The packet tagging and WMM and such are all very interesting etc, but will not be factors related to how much CPU usage there is really. The issue is the use of an ASIX dongle because those drivers seem to cause a lot more interrupt handling. A simple fix is to replace with the UE300 from TP-Link for ~$15 it cuts interrupt overhead by a factor of 10 or more.

darksky · September 5, 2021, 10:58am

OK, I finally got a UE300 (rtl8150) and ran the waveform bufferbloat speed tests comparing it to the Trendnet (asix-ax88179).

The other difference is I am now running the RPi4 @ 2,000 MHz:

/boot/config.txt

# cat /boot/config.txt 
################################################################################
# Bootloader configuration - config.txt
################################################################################

################################################################################
# For overclocking and various other settings, see:
# https://www.raspberrypi.org/documentation/configuration/config-txt/README.md
################################################################################

# OpenWrt config
include distroconfig.txt

[all]
# Place your custom settings here.
over_voltage=6
arm_freq=2000

Conclusion: UE300 achieves approx 25% higher speeds with the more or less the CPU load. Bufferbloat is controlled in each case.

Trendnet

CPU use: max 99+% on single core
Latency: 19 ms unloaded, +0 ms download active, +0 ms upload active
Speed: 670.5 Mbps down (average of two runs 672 and 669)

TP-Link UE300

CPU use: max 98% on single core (did not saturate)
Latency: 17 ms unloaded, +2 ms download active, +0 ms upload active
Speed: 839 Mbps down (average of two runs 826 and 852)
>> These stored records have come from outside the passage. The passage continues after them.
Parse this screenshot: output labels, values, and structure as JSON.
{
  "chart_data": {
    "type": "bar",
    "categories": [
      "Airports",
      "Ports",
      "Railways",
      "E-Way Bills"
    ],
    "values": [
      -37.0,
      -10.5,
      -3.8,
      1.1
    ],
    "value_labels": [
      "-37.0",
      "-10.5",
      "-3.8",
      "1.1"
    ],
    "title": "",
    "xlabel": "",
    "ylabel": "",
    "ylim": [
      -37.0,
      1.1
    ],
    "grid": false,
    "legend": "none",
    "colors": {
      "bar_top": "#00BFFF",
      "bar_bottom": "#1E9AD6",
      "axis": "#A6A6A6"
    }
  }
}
Both tests used fq_codel/simplest_tbf with 850000 (download speed) and 24000 (upload speed). Packet steering was enabled for both.

As a control, no SQM (using Trendnet):

CPU use: 40% max on single core
Latency: 32 ms unloaded, +39 ms download active, +0 ms upload active
Speed: 909 Mbps down and 24.4 up

dlakelan · September 5, 2021, 2:49pm

Are you running irqbalance? Because that may help a lot. I can not only shape a gigabit, but I can do it over a squid proxy at the native clock freq. So there should be a lot of headroom on this device.
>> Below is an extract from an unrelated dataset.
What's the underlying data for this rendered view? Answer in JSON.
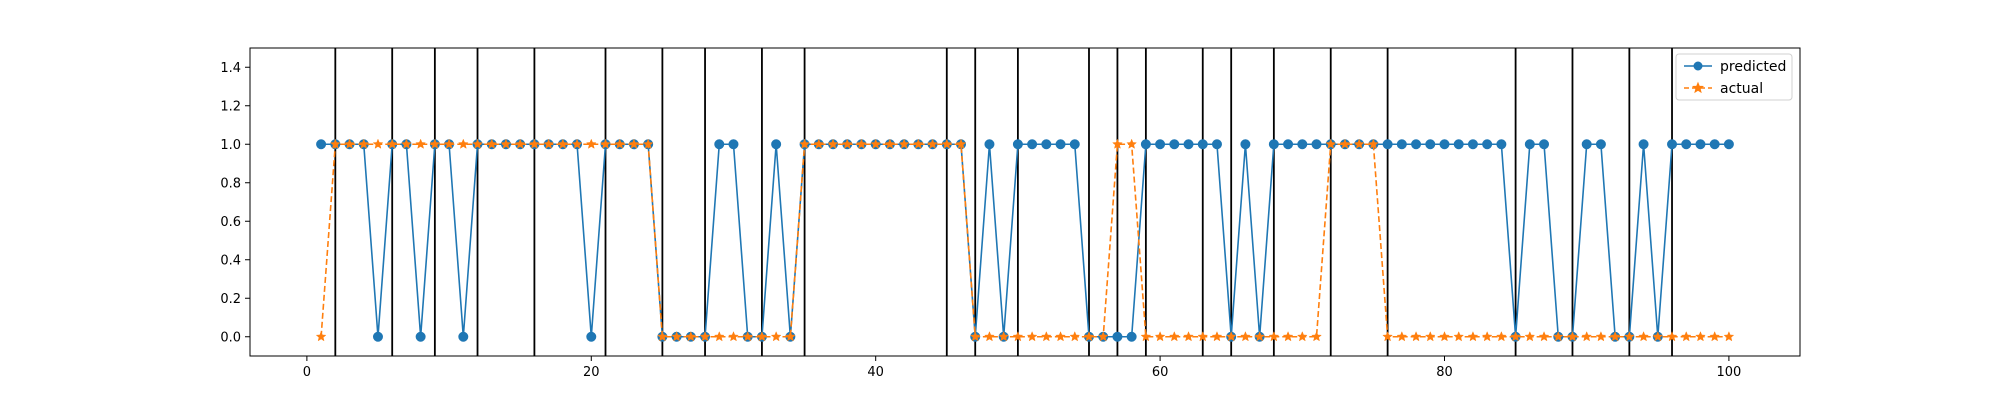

darksky · September 5, 2021, 2:57pm

Yes, it is running. The issue is the SQM is single threaded. See this pic in post #7 of this thread.

dlakelan · September 5, 2021, 3:10pm

It's strange because I managed to shape a gigabit with something like 10-15% of one core in the test thread. Now I was using hfsc but I don't expect cake to be 10x as cpu intense

jrambo99 · September 5, 2021, 5:56pm

@darksky Are you using snapshots?

There seems to be a regression in SQM performance lately:

I guess this will get fixed at some point, but in the meantime you can try an older version of sqm-scripts as cited, that should get you results more in line with @dlakelan's

darksky · September 5, 2021, 7:05pm

Yes, built against HEAD. I guess I could downgrade to the commit from Dec of 2020.

moeller0 · September 5, 2021, 7:50pm

If you do, please try to incrementally add the 3 commits between Dec 2020 and Feb 28 2021 to see which of these innocent looking changes is responsible for the observed CPU load.